Alle unter einem Dach

Im PHILIPPUS-Inklusionshotel in Lindenau arbeiten Menschen mit und ohne Einschränkungen völlig selbstverständlich zusammen. Das 2018 eröffnete Haus ist das einzige seiner Art in Sachsen.

Claudia Lich ist mit viel Freude bei der Arbeit © Pam Parche

Mehr voneinander wissen

In unserer Reihe „Leipzig engagiert sich“ zeigen wir seit mehr als einem Jahr funktionierende Geschichten, die sichtbar machen, was geht, wenn Menschen zusammenarbeiten und sich gemeinsam auf den Weg machen. Wir laden alle Leipziger ein, sich für Vernunft und Respekt einzubringen.

Für unsere Septemberausgabe haben wir das PHILIPPUS-Inklusionshotel besucht.

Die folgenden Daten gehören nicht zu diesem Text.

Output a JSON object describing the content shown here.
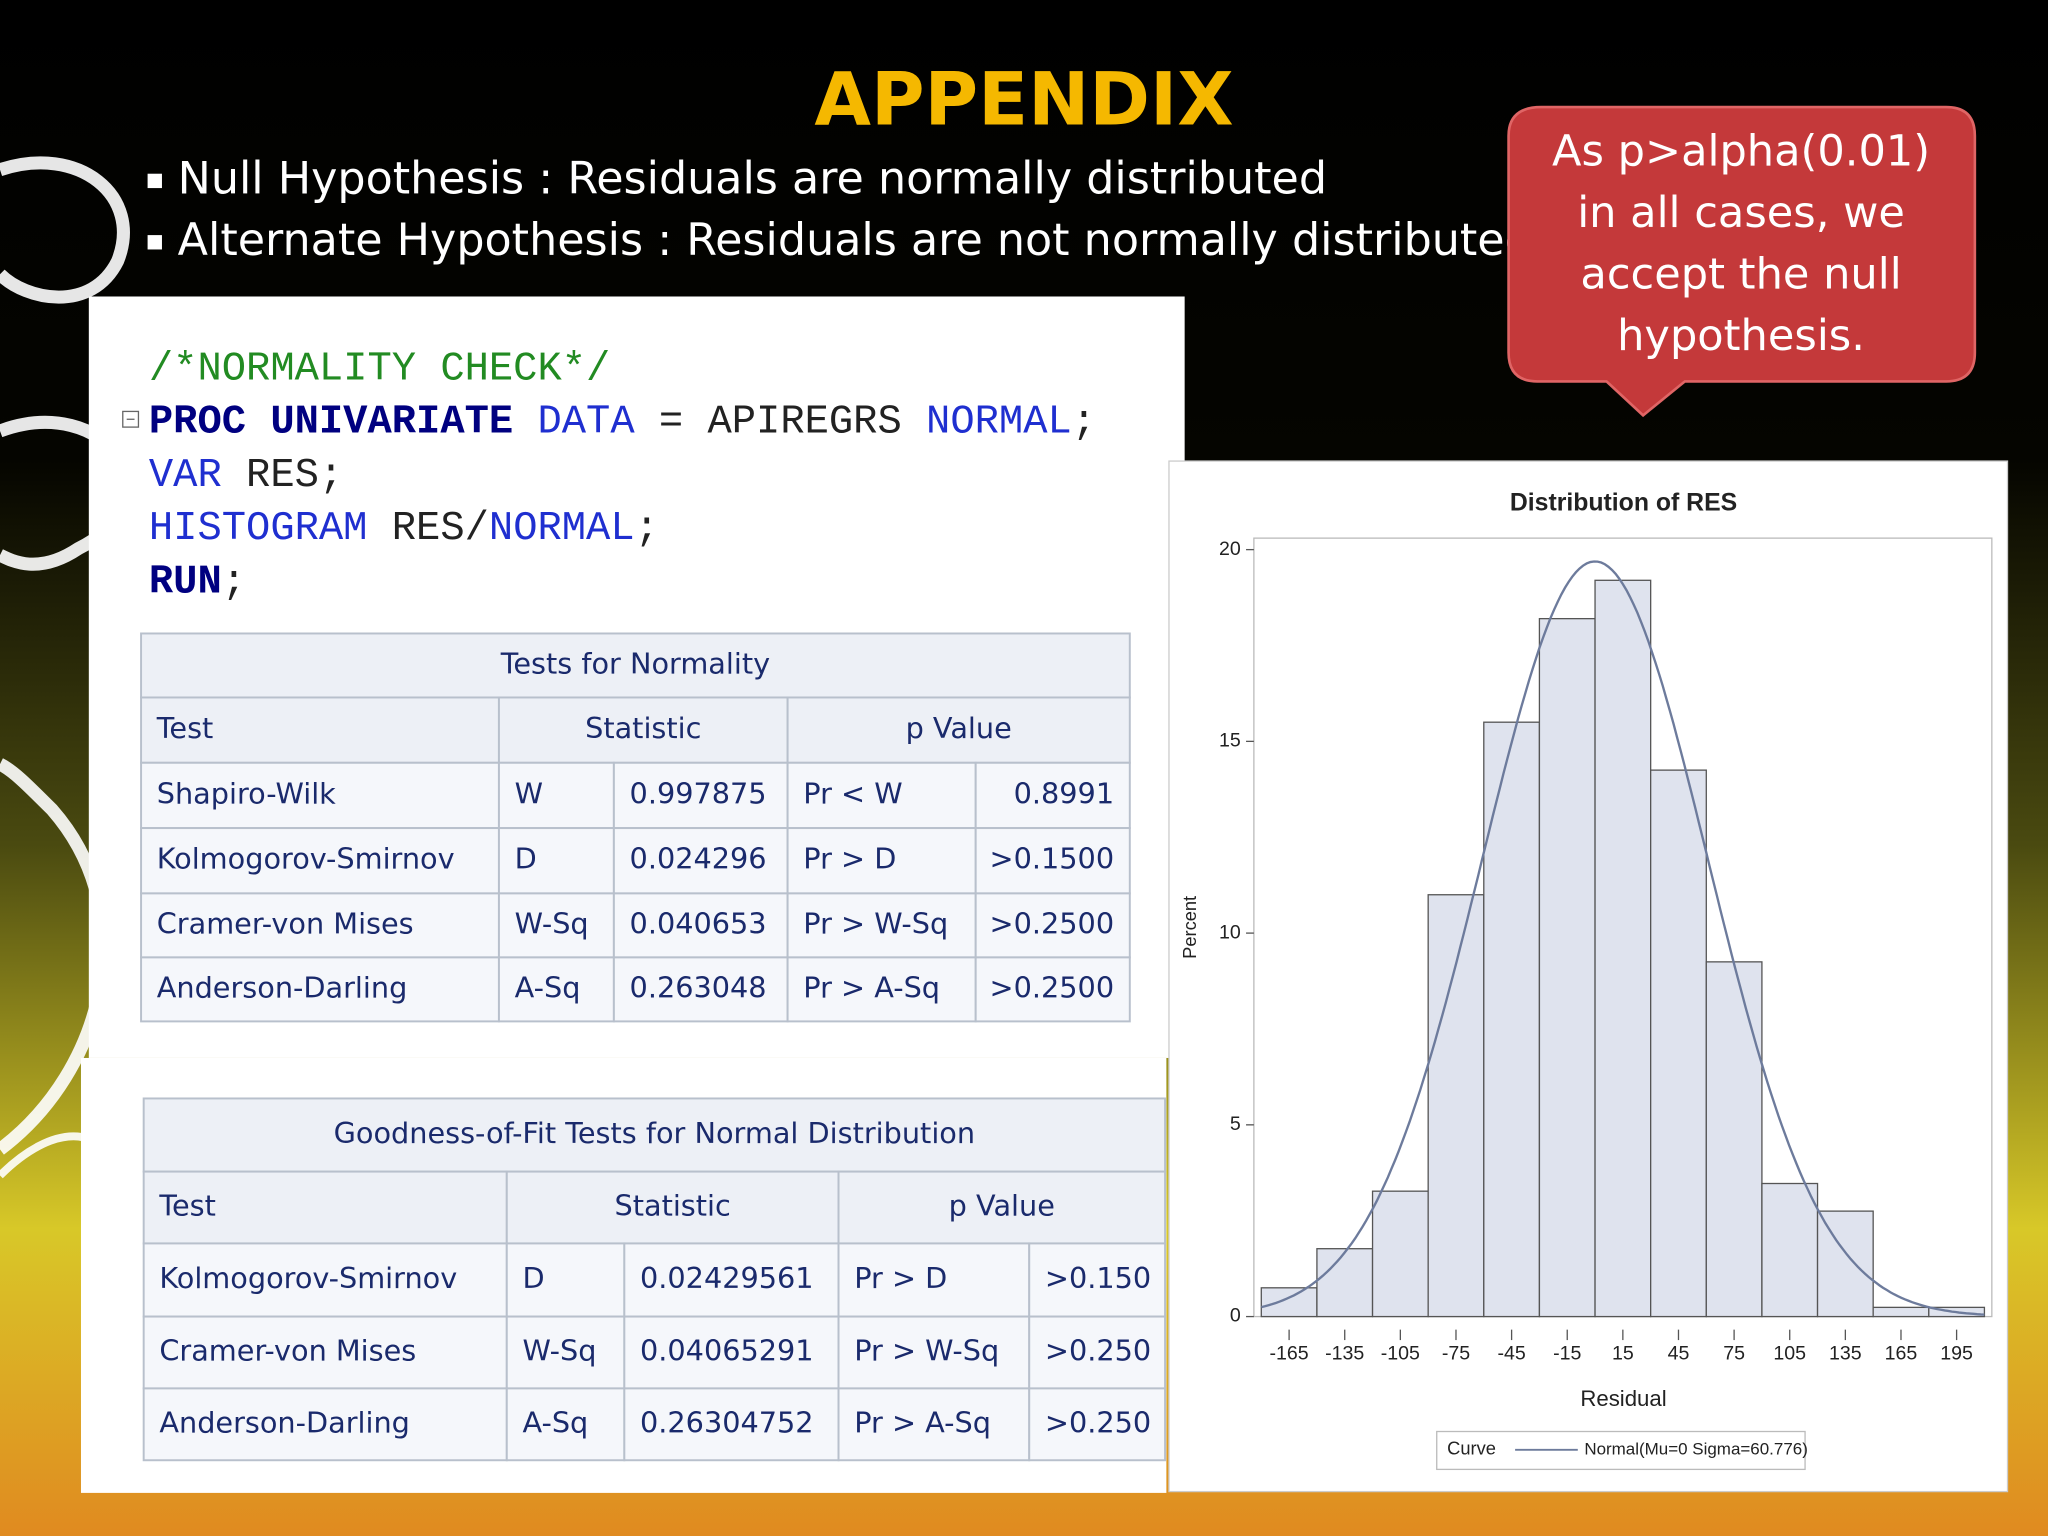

Ein Hotel für Menschen mit Behinderung – betrieben von Menschen mit Behinderung. Das PHILIPPUS-Leipzig ist eins von nur 18 Inklusionshotels in ganz Deutschland und neben dem Landhotel Bad Dürrenberg das einzige in Mitteldeutschland. Oberhalb des belebten Karl-Heine-Kanals im Leipziger Westen gelegen, arbeiten hier 15 Mitarbeiter, darunter sieben mit Einschränkungen. Eine davon ist Claudia Lich, die auf zwei große Hörgeräte angewiesen ist. „Mir macht alles Spaß“, sagt die 27-Jährige aus dem Erzgebirge über ihre Arbeit. Vom Vorbereiten des Frühstücksbuffets (mit Fair-Trade-Kaffee und regionalen Produkten) über die Reinigung der Zimmer bis zur Betreuung der Gäste. „Sie ist unsere Allzweckwaffe“, sagt Hotelleiter Enrico Haußmann und lacht. Lich arbeitet Vollzeit und wird auch voll bezahlt. „Das ist ganz wichtig, damit sich die Menschen wertgeschätzt fühlen“, sagt Haußmann.

Möbel aus der Werkstatt

In dem vor zwei Jahren in der alten Pfarrei (Baujahr ca. 1910) der Philippus-Kirche eröffneten Hotel wird viel Wert auf Barrierefreiheit gelegt. Die 29 Zimmer auf 3-Sterne-Niveau sind mit dem Aufzug und über breite Flure erreichbar. Sehbehinderte Menschen finden dank Braille-Schriftzeichen besser durchs Haus, für gehörlose Besucher gibt es visuelle Signale. Sogar die Möbel wurden in Behindertenwerkstätten gebaut – keine Billigexemplare aus dem Möbelhaus. Gäste, die für schwer eingeschränkte Freunde oder Angehörige keinen Betreuer mitbringen können, haben die Möglichkeit, vor Ort eine Pflegekraft „auszuleihen“.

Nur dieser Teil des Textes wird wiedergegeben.